THE KOREAN war demonstrated many of US imperialism’s ugliest sides. There was endemic racism, with Koreans on both sides considered sub-human ‘slopes’ or ‘geeks’. Though ironically, the intervention in Korea saw the abolition of the colour bar in the US Army.

There was a belief that the KPA and Chinese Red Army were so primitive that they could only succeed by ‘human wave’ attacks. They made the unpleasant discovery that the USSR made tanks and fighter planes as good as, or better than, those made in the ‘free world’.

US forces casually accepted massacres and atrocities committed by their own side; they blacklisted and smeared journalists courageous enough to expose them. Any lessons learned had to be relearned in the blood of Vietnamese civilians and US soldiers 20 years later in Vietnam.

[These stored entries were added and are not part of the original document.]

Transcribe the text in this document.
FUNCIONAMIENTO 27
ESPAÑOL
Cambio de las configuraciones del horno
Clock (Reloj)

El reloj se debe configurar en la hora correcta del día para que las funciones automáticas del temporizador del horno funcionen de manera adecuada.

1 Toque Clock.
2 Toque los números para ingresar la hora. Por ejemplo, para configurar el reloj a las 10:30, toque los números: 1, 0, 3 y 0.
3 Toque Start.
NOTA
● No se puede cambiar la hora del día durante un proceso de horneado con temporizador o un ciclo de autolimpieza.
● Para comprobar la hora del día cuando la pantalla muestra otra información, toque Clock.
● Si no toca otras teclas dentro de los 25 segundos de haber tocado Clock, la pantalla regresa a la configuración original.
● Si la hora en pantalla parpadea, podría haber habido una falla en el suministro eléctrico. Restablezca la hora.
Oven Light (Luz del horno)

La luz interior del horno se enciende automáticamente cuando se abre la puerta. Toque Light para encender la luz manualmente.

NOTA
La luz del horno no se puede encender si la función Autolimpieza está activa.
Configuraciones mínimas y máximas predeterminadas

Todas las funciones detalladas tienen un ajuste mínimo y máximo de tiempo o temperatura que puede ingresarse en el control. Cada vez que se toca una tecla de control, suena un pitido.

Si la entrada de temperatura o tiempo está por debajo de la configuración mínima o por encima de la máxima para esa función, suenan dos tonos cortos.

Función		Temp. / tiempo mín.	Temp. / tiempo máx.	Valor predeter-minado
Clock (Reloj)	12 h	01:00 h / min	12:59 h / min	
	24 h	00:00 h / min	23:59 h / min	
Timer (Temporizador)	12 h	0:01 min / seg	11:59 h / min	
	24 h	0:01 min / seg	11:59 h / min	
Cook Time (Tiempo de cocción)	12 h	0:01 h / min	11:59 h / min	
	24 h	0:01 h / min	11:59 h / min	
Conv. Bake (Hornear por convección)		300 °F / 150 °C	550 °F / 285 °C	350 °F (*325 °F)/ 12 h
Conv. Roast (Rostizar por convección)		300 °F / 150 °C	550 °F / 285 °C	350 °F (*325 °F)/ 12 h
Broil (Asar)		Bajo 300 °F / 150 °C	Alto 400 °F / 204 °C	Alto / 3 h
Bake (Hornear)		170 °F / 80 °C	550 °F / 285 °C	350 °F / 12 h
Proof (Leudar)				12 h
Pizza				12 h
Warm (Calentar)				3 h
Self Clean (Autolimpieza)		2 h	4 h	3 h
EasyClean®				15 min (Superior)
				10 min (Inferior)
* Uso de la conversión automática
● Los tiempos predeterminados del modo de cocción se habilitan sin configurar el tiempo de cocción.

After three years of bloodletting, Korea’s arbitrary division into two states was frozen. In the north, US bombing created a state of desperate poverty, which strengthened the hold of the Communist Party under Kim Il Sung to produce a bureaucratised state without a vestige of democracy.

In the South, an equally vicious, undemocratic regime, first under the US-backed Syngman Rhee, later under a succession of generals, was bolstered by massive subsidies and other aid from US capitalism. Eventually one of the world’s more powerful capitalist states emerged, the home of multinational firms like Hyundai.

After nearly two decades of phenomenal economic growth – and a generation of bloody totalitarian dictatorship, South Korea’s working class began to raise its head. Demanding basic democratic rights, working-class trade unions begun to shake the cosy ‘client’ state.

Especially after the economic collapse and crisis of 1997-98, the social issues came to the fore again in the south. But 50 years after the Korean war started, the slogan of ‘unification’ still has power, north and south.

BRITAIN SENT some 12,000 badly equipped troops to fight for the USA, including conscripts. Nearly 700 were killed. One veteran remembered: “When replacements arrived, the first thing we told them was to find a dead GI, to get his boots.”

But the major effect on Britain was to give the death blow to the 1945 Labour government. Cabinet right-wingers demanded a massive rearmament programme, cutting back spending on social services and imposing charges on NHS users, causing leading left-winger Aneurin Bevan to resign as Minister for Health.

The broken-backed Labour government was defeated in 1951, ushering in 13 years of Tory rule.